Relationships on the critical list
Written by listed counsellor/psychotherapist: Graeme Orr MBACP(Accred), UKRCP Reg. Ind. Counsellor
4th September, 20120 Comments
The patient lay on the bed, life ebbing away. The breathing becoming steadily shallower as each breath was harder than the last. The couple sat and witnessed this scene, helpless, not knowing what to say not knowing how to reach out as it played out to what they knew was the inevitable conclusion. They knew young Jim would be upset but maybe it was better that this happened while he was young. Then one partner got to their feet and said, I can let it go let’s call in a specialist see if they can help…
So it is with relationships, so often when a couple arrives at counselling the relationship is already on the critical list, perhaps its why as many as a third of marriages end in divorce. Perhaps intervention with counselling earlier could take less time and be more effective.
Perhaps what we need to have is first aid for relationships and marriage. Rather like you might know how to stop the bleeding or to protect a broken arm till the patient can get to hospital. Perhaps a few simple steps can help you make sure that is possible to have and effective recovery in relationship counselling.
What might those steps be?
Communication is at the heart of any relationship and there is a strong correlation between relationship breakdown and a breakdown in relationship. However, even in the strongest of relationships communication is not conflict free. In fact in many of the strongest relationships there can be considerable conflict. Talking to your partner begins to poison the relationship when the conversation becomes false. Perhaps you avoid saying something you feel strongly about because you don’t want to fight. Perhaps you embellish something that you are saying to elicit sympathy or understanding. Conflict avoidance and sulking are very common in relationships and they prevent dealing with problems early on. Just because you don’t talk about a problem, doesn’t make it go away. Only working through the problem will make for a resolution.

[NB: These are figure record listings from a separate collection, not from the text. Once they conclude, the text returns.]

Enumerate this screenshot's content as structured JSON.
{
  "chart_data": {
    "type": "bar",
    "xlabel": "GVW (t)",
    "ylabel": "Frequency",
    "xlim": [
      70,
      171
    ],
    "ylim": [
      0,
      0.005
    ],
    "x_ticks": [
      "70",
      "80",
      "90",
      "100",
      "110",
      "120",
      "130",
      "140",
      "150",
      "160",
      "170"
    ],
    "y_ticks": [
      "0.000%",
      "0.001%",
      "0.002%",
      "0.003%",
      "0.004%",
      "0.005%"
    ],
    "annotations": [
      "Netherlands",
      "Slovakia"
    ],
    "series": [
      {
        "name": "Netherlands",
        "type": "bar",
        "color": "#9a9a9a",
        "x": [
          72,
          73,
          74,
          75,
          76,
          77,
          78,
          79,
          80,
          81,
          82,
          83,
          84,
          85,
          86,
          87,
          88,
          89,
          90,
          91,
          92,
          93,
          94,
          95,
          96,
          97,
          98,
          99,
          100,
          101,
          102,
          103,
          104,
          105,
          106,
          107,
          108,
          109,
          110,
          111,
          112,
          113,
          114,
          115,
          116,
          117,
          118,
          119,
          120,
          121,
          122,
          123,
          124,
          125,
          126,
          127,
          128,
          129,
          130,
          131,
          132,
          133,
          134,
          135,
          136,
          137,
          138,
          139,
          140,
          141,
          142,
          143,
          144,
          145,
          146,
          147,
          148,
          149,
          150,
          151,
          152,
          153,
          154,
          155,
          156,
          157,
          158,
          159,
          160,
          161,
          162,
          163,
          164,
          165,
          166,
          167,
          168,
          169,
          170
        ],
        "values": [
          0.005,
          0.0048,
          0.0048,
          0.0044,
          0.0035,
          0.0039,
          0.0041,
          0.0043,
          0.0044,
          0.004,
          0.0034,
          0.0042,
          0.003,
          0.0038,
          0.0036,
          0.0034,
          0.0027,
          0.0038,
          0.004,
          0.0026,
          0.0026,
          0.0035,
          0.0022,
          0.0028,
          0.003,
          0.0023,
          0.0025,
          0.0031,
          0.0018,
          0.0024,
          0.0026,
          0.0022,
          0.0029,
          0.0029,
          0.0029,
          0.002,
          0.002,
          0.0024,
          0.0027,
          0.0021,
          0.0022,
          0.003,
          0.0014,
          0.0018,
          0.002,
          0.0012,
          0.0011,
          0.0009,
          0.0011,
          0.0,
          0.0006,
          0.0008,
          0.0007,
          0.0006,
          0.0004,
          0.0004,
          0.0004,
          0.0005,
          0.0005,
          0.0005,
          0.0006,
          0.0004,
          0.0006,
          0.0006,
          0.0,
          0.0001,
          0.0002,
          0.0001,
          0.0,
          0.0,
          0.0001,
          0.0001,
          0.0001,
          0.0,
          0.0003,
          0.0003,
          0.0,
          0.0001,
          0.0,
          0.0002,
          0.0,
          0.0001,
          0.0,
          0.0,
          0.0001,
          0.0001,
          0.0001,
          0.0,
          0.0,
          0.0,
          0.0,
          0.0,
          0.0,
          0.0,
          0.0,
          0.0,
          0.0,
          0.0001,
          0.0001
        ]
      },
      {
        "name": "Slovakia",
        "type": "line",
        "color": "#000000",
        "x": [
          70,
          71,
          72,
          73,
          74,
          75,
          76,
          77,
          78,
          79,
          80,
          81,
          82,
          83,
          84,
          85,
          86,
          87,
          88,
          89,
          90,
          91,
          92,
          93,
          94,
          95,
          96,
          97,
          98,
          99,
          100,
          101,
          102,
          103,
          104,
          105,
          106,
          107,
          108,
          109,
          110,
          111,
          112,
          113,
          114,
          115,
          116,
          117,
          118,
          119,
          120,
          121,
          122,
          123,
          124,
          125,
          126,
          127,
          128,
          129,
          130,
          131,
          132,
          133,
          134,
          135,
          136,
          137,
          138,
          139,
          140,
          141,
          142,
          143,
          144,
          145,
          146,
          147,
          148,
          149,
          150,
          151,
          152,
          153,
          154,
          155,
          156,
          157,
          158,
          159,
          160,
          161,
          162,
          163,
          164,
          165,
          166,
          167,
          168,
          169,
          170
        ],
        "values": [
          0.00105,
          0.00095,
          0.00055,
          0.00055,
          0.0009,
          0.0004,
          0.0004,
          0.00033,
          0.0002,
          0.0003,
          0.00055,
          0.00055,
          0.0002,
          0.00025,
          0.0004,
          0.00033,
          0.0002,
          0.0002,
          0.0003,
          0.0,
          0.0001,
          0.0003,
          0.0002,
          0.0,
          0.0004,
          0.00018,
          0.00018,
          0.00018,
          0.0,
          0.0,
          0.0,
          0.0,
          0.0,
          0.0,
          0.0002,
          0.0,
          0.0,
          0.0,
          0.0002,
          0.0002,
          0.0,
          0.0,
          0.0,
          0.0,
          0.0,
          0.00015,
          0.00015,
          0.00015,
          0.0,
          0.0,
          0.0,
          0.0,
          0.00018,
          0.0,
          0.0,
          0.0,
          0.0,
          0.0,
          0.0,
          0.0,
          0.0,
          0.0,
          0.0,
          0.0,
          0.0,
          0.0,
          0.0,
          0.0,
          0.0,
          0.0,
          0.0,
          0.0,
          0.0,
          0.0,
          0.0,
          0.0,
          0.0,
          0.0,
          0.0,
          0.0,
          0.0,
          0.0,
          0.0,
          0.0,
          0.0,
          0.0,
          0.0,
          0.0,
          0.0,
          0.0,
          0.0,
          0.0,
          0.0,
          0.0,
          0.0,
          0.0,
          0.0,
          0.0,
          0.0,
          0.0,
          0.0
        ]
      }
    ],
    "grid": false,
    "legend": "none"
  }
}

Of course we all came together because there was some spark of love or romance. We have that intoxicating feeling of really being fully alive. Soon though the reality of life begins to take over and we have to deal with each other through the full gamut of emotional highs and lows. It is difficult to find time to talk in the way we used to and slowly we stop talking and rely on intuition and knowing our partner more and more. However, if we don’t occasionally check it check how our partner is doing emotionally, rekindle the love and the reasons for being there, resentment can start. Perhaps there is a chore one partner always does but hates, perhaps there is a problem with family or work and the other partner feels unsupported or unloved. Again quick early action can help to resolve issues.
Inevitably though some relationships are going to need help. With most problems the earlier that you ask for help the better. There is less of a history; more chance of open honest dialogue, in short a greater chance of resolution. So don’t think of relationship counselling as a last resort but rather an important resource in dealing with problems in your relationship.